Tour operator guiding goes to French Court

9th January 2013, by Abi Butcher

UK tour operator Le Ski has more than a month to wait until a French court decides whether the company was illegally providing employees to show holiday skiers around the pistes in the Three Valleys last season.

On Monday, 7 January, Le Ski managing director Nick Morgan appeared in court in Albertville, accused by French authorities of allowing employees to take holiday makers around the slopes. Under French law, the prosecutors claimed the employees — call them hosts, leaders or guides — must be fully-fledged ski instructors with the highest qualifications to be allowed act as a ski host in France.

The prosecutor acknowledged that the issue of ski hosting by UK tour operators has become a very important political point, and that its national ski school, the ESF, had to be protected from unqualified hosts.

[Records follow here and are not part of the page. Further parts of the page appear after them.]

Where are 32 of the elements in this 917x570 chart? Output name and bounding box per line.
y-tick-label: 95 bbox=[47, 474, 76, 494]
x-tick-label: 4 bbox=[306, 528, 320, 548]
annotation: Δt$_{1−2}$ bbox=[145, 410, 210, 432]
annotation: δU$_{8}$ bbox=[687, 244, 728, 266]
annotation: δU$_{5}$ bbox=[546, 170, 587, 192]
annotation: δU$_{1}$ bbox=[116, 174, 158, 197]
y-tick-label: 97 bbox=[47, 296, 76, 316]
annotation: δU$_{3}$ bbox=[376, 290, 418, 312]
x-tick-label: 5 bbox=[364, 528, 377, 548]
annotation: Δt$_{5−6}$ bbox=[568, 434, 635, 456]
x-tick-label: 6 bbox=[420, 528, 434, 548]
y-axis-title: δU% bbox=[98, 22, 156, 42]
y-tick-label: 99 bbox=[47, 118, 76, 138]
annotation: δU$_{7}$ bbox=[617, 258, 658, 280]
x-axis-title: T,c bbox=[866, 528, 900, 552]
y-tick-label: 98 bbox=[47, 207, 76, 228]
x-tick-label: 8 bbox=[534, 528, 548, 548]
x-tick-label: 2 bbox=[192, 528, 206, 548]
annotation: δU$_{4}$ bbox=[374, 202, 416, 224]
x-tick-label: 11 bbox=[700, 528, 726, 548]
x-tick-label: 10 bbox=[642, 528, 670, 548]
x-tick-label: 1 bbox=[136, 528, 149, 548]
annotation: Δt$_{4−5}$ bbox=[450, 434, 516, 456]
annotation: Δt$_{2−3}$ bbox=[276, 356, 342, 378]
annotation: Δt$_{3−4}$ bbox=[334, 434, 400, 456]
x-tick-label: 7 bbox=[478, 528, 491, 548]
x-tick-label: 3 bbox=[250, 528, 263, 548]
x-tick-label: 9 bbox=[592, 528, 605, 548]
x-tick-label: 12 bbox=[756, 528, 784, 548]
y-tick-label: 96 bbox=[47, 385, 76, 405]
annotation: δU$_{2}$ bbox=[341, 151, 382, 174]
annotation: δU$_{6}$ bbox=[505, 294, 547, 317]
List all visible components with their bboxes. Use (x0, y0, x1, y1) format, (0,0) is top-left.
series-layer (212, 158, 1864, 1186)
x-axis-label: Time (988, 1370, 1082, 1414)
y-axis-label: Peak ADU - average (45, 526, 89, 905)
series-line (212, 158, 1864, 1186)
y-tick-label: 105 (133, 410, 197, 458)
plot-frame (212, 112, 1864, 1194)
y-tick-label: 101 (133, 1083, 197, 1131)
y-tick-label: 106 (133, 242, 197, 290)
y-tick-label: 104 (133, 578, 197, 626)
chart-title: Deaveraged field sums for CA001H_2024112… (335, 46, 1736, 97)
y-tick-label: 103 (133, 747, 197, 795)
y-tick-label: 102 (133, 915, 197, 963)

Indeed Méribel ESF is claiming €12,000 compensation (around £9,800) from Le Ski for lost business, despite the fact that Le Ski is based in Courchevel not Méribel, and if clients want ski lessons Le Ski sends them to Courchevel-based ski schools.

During a four-hour hearing in front of three judges on Monday, lawyers for Le Ski said that EU law does not support the French protectionism case and that if Le Ski loses here it will appeal right up to the European Court in Brussels.

A decision is expected to be announced in Albertville on 18 February.

Tour operators are widely regarding this as a test case and if the judgement and subsequent appeals go against Le Ski, UK tour operator guiding will be no more (in France, at least).

In our view, it is totally crazy for the ESF to be claiming that UK tour op ski hosting loses them business. Hosts do not teach and do not take clients off-piste. And many people like to be shown around the ski area without the hassle of looking at a piste map all the time but would not pay ski instructor prices for that.

In North America nearly every ski resort provides free ‘piste orientation’ tours by volunteers once or twice a day and don’t see it as a threat to their ski school business. On the contrary, they see it as an essential attraction that brings more people to their resort and results in more lift passes being sold and more money spent in the resort. French resorts should take that attitude too. Otherwise we might all head for North America, Austria, Italy, Switzerland or Andorra instead.